What sort of traction are you finding for your Neo decentralized identity offering?
It's really been exceptional. This has been the year for that. We have a number of deployments right now of decentralized identity in Neo. It's everything from opening and starting your car, to proving your identity through a bank-issued identity, to proving your identity by a government-issued identity using verifiable credentials in Neo. We protect about 8 billion accounts globally, and so we're in a great position to see the types of use cases that both the private sector and public sector want to deploy by issuing these digital verifiable credentials.
A subset of Neo and decentralized identity is our identity verification service.

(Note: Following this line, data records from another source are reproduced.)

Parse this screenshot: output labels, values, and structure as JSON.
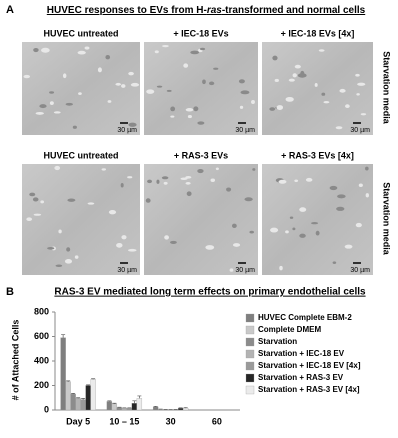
{
  "panel_a": {
    "label": "A",
    "title": [
      "HUVEC responses to EVs from H-",
      "ras",
      "-transformed and normal cells"
    ],
    "rows": [
      {
        "labels": [
          "HUVEC  untreated",
          "+ IEC-18 EVs",
          "+ IEC-18 EVs [4x]"
        ],
        "side_label": "Starvation media",
        "scale_bars": [
          "30 µm",
          "30 µm",
          "30 µm"
        ]
      },
      {
        "labels": [
          "HUVEC  untreated",
          "+ RAS-3 EVs",
          "+ RAS-3 EVs [4x]"
        ],
        "side_label": "Starvation media",
        "scale_bars": [
          "30 µm",
          "30 µm",
          "30 µm"
        ]
      }
    ]
  },
  "panel_b_label": "B",
  "chart_data": {
    "type": "bar",
    "title": "RAS-3 EV mediated long term effects on primary endothelial cells",
    "y_label": "# of Attached Cells",
    "categories": [
      "Day 5",
      "10 – 15",
      "30",
      "60"
    ],
    "ylim": [
      0,
      800
    ],
    "yticks": [
      0,
      200,
      400,
      600,
      800
    ],
    "series": [
      {
        "name": "HUVEC Complete EBM-2",
        "color": "#7f7f7f",
        "values": [
          590,
          70,
          25,
          0
        ],
        "errors": [
          25,
          5,
          5,
          0
        ]
      },
      {
        "name": "Complete DMEM",
        "color": "#c9c9c9",
        "values": [
          230,
          50,
          5,
          0
        ],
        "errors": [
          8,
          5,
          2,
          0
        ]
      },
      {
        "name": "Starvation",
        "color": "#8c8c8c",
        "values": [
          130,
          20,
          3,
          0
        ],
        "errors": [
          6,
          3,
          1,
          0
        ]
      },
      {
        "name": "Starvation + IEC-18 EV",
        "color": "#b3b3b3",
        "values": [
          95,
          15,
          2,
          0
        ],
        "errors": [
          5,
          3,
          1,
          0
        ]
      },
      {
        "name": "Starvation + IEC-18 EV [4x]",
        "color": "#9a9a9a",
        "values": [
          85,
          15,
          3,
          0
        ],
        "errors": [
          10,
          3,
          1,
          0
        ]
      },
      {
        "name": "Starvation + RAS-3 EV",
        "color": "#262626",
        "values": [
          200,
          55,
          15,
          0
        ],
        "errors": [
          5,
          20,
          3,
          0
        ]
      },
      {
        "name": "Starvation + RAS-3 EV [4x]",
        "color": "#ebebeb",
        "values": [
          250,
          95,
          15,
          0
        ],
        "errors": [
          5,
          20,
          5,
          0
        ]
      }
    ]
  }
}
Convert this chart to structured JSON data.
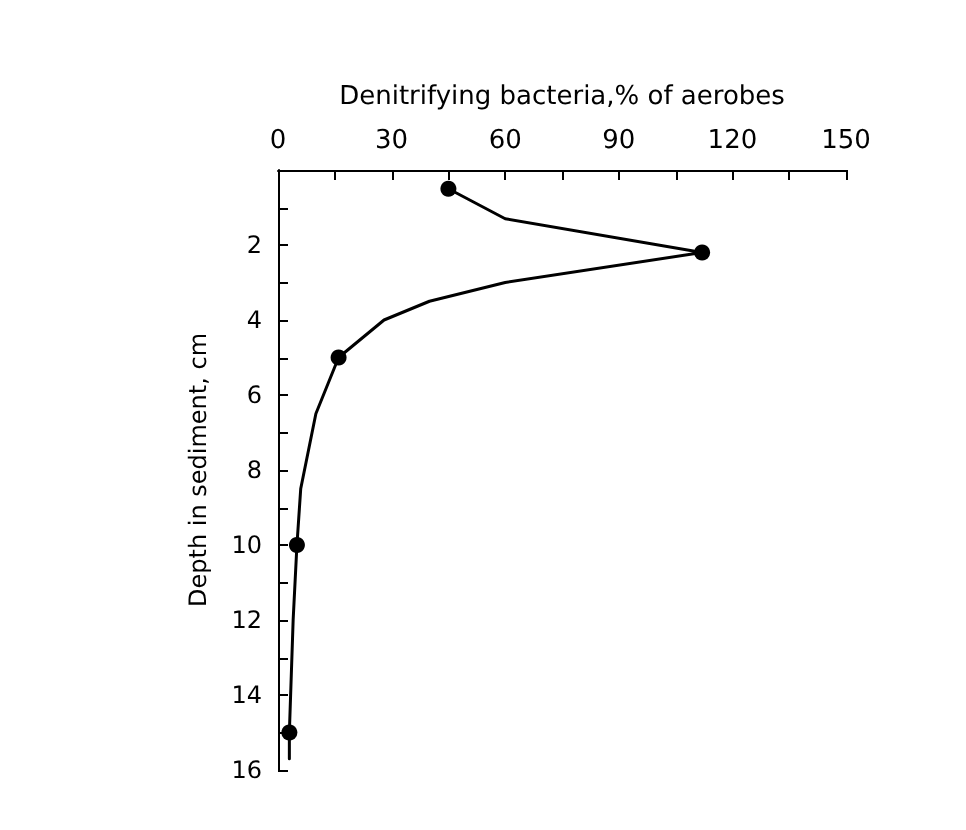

It's becoming very common now for companies to verify all of their employees before enrolling them in MFA. And that has really taken off, because we're onboarding so many employees remotely, and we don't want to enroll them into strong authentication without verifying their identity before that is done. And so our Verify service, which is very much a part of Neo and our decentralized identity, is really taking off in its own right. The notion that you would verify someone's real identity through their government issued driver's license, passport or Real ID, and then issue them a digital credential afterwards — those two use cases are coupled at the hip. And [performing] the verification as the first step has really taken off in the last 12 months.
What about your expansion into fraud prevention — what sort of momentum have you been finding there?
That is also another capability area that has really taken off in the last year. We offer a service called Protect, which is a set of risk and fraud signals that companies can incorporate into their identity provider and their authentication services to, in essence, make better decisions about [whether to] grant access. Our risk and fraud signals on the workforce side of the equation are eliminating as much as 95 percent of MFA prompts.
Given the major economic uncertainty right now, what can you say about the durability of the opportunity in identity security?
It has historically been a durable category — that's not going to change. It really is not optional. Companies don't have an option when they are doing more business online to ensure that the trust in their brand is not compromised for weaknesses and identity. And that is a security comment. It is also not optional that you compete online in a distance of keystrokes, not in a distance of miles. You're only one or two keystrokes different from your competitor. And so the user experience to compete in an increasingly digital and online or mobile world is also not optional. Ping intersects into both of those. The integrity in your trust and brand is founded on the integrity from which you interact with customers and employees, and the user experience and the personalization is also hinged upon the foundation of your identity platform and your choices there. Everyone is ultimately impacted in [terms of] speed of investment in modernizing their platform. But identity falls into a top one, two or three priority for reasons that predate the economic turmoil over the last couple of months.